Victimes de « saafara » dilués dans les eaux du lac, comme l’imaginent certains, ou de pilules toxiques enrobées dans de grosses liasses savamment administrées aux porteurs d’opinions, la potion magique du Gladiateur a manifestement affecté de larges couches du royaume. Resté trop longtemps sans se débattre contre l’évident piège qui se refermait sur lui, Ndoumbélaan vit aujourd’hui des heures sombres, sans trop savoir s’il s’agit de l’aube ou du crépuscule d’une ère d’incertitudes. La bataille va sans doute changer de paradigme, car la question n’est plus de lutter contre l’instauration d’une dictature mais bien de la combattre. « Drôle », de « tranchées » ou dite « froide », le royaume est déjà en état de guerre, parce que ce climat de menaces et de défis, n’a rien de celui d’une paix.

Ce serait un miracle que les condamnés à mort politiques, ayant longtemps résisté au poison du Gladiateur survivent à la décision du conseil constitutionnel que l’on peut interpréter comme le coup de grâce.
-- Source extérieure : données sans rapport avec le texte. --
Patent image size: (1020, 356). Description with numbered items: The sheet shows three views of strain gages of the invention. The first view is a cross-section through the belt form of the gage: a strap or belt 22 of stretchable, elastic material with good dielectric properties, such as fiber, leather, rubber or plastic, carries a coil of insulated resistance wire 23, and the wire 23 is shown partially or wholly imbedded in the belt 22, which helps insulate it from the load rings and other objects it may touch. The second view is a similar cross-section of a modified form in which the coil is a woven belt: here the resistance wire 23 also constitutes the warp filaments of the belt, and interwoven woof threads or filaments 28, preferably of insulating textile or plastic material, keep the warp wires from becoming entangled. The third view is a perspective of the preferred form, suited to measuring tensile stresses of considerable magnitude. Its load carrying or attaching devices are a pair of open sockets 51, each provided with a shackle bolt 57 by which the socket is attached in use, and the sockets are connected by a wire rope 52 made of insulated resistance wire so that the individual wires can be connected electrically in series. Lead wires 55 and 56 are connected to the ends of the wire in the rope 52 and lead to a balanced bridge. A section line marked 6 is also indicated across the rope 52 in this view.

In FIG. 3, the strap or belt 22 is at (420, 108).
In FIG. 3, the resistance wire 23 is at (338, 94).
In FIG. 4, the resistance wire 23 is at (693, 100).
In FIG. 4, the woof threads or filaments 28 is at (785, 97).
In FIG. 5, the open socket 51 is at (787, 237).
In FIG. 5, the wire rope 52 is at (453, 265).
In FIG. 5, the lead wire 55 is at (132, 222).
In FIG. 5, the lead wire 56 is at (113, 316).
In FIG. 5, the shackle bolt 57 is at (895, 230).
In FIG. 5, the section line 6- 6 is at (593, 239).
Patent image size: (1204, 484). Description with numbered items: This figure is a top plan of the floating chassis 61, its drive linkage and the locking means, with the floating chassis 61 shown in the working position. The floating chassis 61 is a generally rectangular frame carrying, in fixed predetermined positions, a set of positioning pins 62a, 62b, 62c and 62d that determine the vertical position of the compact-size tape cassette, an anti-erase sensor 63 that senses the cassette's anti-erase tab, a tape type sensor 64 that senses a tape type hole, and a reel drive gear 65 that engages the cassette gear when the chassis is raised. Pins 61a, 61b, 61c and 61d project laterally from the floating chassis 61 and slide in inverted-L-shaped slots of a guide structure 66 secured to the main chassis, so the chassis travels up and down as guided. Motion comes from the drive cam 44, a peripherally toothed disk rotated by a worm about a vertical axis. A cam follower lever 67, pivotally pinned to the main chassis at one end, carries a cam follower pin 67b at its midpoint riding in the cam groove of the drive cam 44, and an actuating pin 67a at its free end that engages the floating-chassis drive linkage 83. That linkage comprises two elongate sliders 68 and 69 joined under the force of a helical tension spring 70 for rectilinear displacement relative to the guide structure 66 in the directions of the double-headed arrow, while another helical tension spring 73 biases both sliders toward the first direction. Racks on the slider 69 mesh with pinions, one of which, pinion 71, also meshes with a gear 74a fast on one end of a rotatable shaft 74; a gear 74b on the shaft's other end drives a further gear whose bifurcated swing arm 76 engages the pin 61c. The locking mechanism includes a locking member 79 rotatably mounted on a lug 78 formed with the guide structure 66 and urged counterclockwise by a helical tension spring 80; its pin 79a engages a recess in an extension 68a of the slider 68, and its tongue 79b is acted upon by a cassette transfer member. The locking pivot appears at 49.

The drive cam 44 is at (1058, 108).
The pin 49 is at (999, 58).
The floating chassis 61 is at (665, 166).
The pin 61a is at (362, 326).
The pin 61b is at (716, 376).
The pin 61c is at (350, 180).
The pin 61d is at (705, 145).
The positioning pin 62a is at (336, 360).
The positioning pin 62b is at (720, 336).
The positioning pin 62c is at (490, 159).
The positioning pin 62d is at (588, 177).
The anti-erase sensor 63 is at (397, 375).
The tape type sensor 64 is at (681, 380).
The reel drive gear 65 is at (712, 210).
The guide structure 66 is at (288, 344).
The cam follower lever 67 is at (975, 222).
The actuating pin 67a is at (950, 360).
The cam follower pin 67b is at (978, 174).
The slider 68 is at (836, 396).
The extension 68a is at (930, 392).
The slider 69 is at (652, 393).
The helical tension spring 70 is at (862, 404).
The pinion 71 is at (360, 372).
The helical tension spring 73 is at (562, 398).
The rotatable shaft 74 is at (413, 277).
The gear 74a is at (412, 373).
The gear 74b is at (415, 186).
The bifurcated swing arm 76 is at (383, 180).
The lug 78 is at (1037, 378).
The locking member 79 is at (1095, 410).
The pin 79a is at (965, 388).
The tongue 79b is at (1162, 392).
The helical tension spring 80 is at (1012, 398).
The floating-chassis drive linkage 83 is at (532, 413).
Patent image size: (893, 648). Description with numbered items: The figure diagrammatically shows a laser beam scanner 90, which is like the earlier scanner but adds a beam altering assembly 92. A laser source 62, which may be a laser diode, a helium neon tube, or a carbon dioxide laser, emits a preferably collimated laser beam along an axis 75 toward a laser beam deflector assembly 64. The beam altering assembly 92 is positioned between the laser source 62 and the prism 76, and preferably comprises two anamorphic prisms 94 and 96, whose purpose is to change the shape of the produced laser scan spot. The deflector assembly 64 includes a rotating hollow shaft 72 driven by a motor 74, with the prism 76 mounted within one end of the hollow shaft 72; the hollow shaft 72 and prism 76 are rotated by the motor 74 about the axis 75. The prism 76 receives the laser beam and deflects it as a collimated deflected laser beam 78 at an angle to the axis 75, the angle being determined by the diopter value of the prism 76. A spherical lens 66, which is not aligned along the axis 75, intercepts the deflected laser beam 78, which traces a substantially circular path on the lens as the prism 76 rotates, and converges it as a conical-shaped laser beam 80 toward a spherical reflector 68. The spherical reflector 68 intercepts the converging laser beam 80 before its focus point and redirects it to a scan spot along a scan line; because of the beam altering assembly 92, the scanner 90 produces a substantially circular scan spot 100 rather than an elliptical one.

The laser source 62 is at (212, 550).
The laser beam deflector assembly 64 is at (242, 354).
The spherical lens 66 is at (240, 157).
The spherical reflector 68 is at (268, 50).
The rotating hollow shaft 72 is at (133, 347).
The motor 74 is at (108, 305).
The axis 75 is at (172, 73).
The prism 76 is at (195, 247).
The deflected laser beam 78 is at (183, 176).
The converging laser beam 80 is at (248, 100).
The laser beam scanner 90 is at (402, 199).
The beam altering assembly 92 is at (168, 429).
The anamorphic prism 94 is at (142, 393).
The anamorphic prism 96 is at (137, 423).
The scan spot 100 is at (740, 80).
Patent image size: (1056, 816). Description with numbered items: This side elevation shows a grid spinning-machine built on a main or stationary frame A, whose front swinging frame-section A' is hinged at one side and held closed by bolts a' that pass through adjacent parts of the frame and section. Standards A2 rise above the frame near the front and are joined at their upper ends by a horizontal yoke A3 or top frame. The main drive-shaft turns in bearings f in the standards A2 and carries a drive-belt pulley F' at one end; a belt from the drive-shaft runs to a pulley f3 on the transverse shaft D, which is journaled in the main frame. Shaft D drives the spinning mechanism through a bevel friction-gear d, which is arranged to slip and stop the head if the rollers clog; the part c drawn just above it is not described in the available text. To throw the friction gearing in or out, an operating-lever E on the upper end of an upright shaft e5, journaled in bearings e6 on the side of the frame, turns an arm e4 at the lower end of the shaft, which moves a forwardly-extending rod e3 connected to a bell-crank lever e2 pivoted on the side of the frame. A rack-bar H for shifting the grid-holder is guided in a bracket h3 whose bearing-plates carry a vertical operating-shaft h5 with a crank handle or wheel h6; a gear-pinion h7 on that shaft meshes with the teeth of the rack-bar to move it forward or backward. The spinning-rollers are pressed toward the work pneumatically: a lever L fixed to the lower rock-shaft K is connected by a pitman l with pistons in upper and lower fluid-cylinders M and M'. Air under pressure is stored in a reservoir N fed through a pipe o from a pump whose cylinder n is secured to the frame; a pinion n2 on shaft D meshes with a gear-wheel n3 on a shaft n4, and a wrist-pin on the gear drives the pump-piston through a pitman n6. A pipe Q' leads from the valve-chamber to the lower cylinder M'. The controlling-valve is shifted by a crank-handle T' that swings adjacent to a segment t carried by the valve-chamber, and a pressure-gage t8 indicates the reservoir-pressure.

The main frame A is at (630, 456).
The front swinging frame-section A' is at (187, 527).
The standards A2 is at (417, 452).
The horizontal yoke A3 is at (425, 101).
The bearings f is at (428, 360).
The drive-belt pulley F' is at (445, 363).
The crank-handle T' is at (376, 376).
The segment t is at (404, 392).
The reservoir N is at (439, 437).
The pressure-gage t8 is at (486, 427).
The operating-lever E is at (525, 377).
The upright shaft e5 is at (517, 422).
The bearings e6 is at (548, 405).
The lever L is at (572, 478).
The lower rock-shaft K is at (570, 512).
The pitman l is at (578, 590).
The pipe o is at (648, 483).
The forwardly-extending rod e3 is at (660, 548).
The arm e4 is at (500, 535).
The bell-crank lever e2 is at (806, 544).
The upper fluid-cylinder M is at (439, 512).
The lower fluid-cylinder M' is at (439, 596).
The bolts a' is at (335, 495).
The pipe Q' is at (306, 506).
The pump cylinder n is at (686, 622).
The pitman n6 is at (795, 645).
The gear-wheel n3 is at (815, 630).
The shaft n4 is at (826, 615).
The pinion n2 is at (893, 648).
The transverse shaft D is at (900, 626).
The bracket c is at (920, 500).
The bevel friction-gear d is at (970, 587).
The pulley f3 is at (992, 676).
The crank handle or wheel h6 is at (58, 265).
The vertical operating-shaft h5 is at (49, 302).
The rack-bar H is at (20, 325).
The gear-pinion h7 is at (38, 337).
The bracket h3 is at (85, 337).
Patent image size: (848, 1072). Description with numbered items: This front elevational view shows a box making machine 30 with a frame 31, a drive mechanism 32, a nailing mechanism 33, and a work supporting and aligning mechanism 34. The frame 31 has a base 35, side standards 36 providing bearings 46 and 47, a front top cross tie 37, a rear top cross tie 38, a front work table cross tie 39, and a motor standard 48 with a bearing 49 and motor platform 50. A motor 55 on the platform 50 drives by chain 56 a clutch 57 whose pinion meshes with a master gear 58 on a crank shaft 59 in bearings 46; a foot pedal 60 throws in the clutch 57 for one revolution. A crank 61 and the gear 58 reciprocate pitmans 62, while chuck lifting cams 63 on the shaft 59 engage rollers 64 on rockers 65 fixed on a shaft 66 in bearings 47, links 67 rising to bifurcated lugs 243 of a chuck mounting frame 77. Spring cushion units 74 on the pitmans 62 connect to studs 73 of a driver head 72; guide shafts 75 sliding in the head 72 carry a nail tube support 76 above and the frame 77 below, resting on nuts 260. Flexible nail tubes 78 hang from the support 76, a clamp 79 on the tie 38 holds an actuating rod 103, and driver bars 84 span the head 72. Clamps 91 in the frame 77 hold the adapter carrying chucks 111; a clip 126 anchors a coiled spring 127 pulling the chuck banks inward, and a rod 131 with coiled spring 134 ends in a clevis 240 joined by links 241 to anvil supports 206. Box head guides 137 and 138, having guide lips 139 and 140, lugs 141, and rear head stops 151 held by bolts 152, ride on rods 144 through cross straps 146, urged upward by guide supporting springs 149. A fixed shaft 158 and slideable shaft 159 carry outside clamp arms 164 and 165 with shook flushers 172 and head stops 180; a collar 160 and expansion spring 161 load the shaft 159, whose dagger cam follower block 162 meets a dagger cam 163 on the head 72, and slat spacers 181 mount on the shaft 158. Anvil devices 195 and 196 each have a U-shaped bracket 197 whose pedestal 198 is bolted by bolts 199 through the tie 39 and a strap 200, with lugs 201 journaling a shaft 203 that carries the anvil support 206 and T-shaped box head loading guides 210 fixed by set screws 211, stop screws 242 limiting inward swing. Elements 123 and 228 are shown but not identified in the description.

Mais puisque la politique a le pouvoir de ressusciter ses morts, la fin de cette longue bataille, n’est peut être qu’un chapitre d’une guerre qui promet d’être épique. Les héritiers vont-ils se résoudre à enterrer leurs morts et leurs ambitions politiques, ou prendront-ils le chemin du maquis pour une vendetta à l’issue incertaine ? Les jours à venir nous édifieront, même si on peut parier que désormais, rien ne sera plus comme avant.